The U.S. nuclear submarine that participated in the US-led strike on Syria last week is no longer welcome near the Italy’s largest seaports, Newsweek reported.
Ahead of the April 14 strike, the prime minister’s office in Italy released a statement that confirmed Italy would not play any role in an attack on the Syrian government but would offer “logistical support”. On April 17, Italian Prime Minister Paolo Gentiloni supported the strikes against Syria, saying “Italy is not a neutral country”.

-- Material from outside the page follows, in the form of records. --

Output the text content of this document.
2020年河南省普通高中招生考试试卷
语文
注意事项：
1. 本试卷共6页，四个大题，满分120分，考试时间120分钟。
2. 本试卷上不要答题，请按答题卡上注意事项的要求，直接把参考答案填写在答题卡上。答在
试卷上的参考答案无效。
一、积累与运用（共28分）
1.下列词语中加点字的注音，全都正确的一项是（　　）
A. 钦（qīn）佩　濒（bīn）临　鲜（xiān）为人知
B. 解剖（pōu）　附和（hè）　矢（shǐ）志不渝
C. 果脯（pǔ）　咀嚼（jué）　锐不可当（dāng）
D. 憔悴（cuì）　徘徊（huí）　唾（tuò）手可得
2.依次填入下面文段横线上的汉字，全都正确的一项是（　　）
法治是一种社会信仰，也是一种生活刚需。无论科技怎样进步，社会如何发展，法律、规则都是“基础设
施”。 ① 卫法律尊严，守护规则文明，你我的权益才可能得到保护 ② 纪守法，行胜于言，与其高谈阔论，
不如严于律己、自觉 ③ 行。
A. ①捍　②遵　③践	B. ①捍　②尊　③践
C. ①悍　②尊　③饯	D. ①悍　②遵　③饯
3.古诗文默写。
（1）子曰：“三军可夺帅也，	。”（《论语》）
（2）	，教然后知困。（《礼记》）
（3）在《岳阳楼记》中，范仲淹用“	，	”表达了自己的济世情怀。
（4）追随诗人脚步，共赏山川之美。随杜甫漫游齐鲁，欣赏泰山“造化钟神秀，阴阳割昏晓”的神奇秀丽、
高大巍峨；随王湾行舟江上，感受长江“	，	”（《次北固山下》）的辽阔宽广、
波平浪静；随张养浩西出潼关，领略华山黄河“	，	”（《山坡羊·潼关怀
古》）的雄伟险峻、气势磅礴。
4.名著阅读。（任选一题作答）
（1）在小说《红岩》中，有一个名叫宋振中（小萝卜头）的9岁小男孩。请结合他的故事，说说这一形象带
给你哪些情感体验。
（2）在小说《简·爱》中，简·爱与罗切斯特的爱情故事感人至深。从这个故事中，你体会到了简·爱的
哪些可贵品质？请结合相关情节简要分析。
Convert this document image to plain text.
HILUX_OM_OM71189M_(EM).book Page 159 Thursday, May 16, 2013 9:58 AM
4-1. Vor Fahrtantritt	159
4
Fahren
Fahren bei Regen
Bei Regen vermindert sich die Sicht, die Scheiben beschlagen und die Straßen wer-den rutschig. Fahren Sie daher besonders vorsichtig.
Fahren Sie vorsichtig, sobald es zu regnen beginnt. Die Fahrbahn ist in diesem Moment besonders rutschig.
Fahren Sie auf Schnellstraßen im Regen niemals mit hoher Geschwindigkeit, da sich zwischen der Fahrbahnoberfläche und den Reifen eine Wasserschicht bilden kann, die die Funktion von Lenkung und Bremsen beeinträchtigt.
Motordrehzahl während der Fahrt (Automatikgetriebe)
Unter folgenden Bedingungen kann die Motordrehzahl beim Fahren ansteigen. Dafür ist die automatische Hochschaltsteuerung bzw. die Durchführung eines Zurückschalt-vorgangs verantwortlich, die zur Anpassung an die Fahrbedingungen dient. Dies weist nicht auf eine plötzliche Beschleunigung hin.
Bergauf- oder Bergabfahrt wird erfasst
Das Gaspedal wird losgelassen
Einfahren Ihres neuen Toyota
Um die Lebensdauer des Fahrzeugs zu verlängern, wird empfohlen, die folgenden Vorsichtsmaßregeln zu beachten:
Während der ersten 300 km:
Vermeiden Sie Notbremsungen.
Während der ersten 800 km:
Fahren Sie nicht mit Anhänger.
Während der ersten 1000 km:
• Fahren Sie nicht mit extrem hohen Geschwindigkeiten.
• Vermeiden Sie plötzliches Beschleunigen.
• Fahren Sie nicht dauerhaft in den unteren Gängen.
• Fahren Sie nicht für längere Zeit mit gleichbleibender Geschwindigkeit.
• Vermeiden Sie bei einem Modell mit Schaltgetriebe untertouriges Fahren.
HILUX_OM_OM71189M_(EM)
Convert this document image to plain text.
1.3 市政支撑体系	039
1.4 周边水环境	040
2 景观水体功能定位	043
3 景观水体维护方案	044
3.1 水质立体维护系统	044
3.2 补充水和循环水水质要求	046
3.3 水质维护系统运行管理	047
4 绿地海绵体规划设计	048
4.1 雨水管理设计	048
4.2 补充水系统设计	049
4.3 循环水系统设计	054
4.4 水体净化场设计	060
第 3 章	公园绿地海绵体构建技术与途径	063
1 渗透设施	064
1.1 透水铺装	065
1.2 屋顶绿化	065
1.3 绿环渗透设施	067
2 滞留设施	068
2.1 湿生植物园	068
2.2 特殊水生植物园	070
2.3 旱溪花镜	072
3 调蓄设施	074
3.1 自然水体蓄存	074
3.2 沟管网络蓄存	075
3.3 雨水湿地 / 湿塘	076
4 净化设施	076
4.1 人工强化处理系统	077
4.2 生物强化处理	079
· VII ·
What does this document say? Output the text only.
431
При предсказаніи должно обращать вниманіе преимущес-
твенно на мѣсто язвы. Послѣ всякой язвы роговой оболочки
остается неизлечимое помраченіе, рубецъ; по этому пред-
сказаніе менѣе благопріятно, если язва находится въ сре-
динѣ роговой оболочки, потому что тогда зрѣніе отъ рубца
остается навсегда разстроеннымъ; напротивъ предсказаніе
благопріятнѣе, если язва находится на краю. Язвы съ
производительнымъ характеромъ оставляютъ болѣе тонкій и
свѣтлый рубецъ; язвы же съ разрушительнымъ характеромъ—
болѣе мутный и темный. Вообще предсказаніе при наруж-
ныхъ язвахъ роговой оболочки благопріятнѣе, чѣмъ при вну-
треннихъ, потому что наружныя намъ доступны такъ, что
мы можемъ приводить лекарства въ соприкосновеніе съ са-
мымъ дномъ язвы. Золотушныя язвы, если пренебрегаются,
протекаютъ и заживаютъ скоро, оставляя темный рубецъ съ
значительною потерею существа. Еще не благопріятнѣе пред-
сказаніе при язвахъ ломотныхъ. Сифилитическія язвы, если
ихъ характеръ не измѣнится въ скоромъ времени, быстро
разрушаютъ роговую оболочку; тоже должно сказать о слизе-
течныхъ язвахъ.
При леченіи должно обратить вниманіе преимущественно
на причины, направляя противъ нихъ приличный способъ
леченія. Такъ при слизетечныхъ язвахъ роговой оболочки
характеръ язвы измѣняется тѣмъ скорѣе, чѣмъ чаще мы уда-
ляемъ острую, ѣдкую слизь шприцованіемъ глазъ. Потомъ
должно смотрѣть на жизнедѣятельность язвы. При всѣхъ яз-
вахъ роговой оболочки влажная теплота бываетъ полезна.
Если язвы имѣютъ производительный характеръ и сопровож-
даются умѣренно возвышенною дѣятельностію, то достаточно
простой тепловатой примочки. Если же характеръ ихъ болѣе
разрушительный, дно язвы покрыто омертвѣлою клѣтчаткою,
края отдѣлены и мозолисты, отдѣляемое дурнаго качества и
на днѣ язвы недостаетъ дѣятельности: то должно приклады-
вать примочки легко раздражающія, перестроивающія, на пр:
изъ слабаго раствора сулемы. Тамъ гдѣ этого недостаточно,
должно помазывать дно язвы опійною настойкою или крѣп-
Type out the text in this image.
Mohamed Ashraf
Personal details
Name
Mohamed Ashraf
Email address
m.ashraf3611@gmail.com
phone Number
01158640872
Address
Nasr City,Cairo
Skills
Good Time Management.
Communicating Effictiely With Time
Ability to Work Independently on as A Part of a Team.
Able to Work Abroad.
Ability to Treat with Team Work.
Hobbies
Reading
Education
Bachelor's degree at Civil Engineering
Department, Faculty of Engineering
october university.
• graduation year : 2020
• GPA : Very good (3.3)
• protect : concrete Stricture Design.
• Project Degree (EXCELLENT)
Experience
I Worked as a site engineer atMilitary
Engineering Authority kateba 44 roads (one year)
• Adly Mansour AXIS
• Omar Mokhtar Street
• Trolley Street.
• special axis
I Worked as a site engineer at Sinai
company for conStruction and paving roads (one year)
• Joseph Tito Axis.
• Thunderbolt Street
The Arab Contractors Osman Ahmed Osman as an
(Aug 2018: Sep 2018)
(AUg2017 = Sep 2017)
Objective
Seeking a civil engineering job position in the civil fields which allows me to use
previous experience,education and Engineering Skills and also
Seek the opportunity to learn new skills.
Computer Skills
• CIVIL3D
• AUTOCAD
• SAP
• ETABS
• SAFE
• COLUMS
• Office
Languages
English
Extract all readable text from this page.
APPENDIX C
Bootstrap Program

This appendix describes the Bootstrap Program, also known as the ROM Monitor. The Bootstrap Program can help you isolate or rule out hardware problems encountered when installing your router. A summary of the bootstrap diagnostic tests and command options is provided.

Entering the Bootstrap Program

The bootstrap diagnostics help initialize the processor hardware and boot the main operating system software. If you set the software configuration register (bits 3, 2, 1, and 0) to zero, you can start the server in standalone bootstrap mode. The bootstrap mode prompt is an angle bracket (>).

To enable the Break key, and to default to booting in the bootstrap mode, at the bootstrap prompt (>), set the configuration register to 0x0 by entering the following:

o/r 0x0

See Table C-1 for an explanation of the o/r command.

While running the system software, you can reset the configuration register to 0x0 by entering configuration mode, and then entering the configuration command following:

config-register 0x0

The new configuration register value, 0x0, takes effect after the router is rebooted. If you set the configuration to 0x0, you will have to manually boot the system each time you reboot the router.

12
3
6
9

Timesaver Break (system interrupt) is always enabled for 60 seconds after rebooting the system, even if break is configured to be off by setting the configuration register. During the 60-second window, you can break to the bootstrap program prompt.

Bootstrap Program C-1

On April 17, it appeared that Naples Mayor Luigi de Magistris is unwilling to see the submarine near the city. De Magistris wrote to Rear Admiral Arturo Faraone, head of Naples’ port authority, to express his disapproval that Faraone had allowed the U.S.S. John Warner to pass through the Gulf of Naples on March 20.
According to Italian newspaper La Repubblica, De Magistris stated that he had designated the city a “denuclearized zone” in the 2015 act that sought to “prohibit docking and parking of any vessel that is nuclear-powered or contains nuclear weapons”. It declared Naples a “city of peace”.
The Mayor emphasized that the submarine’s involvement in the Syria strike strengthened his attitude.
“Our administration is not against anyone but it is in favor of policies of peace, disarmament and international cooperation,” de Magistris told Italian news agency Agenzia Nazionale Stampa Associata on April 16.
Faraone shared the Mayor’s opinion, but stressed that the issue wasn’t under his jurisdiction, but that of the Italian Ministry of Defense
On April 17, de Magistris also told the Italian daily Il Mattino:
“We hope that the national government and the governments of other countries in the future will refrain from allowing these types of ships to transit or stop in the harbor”.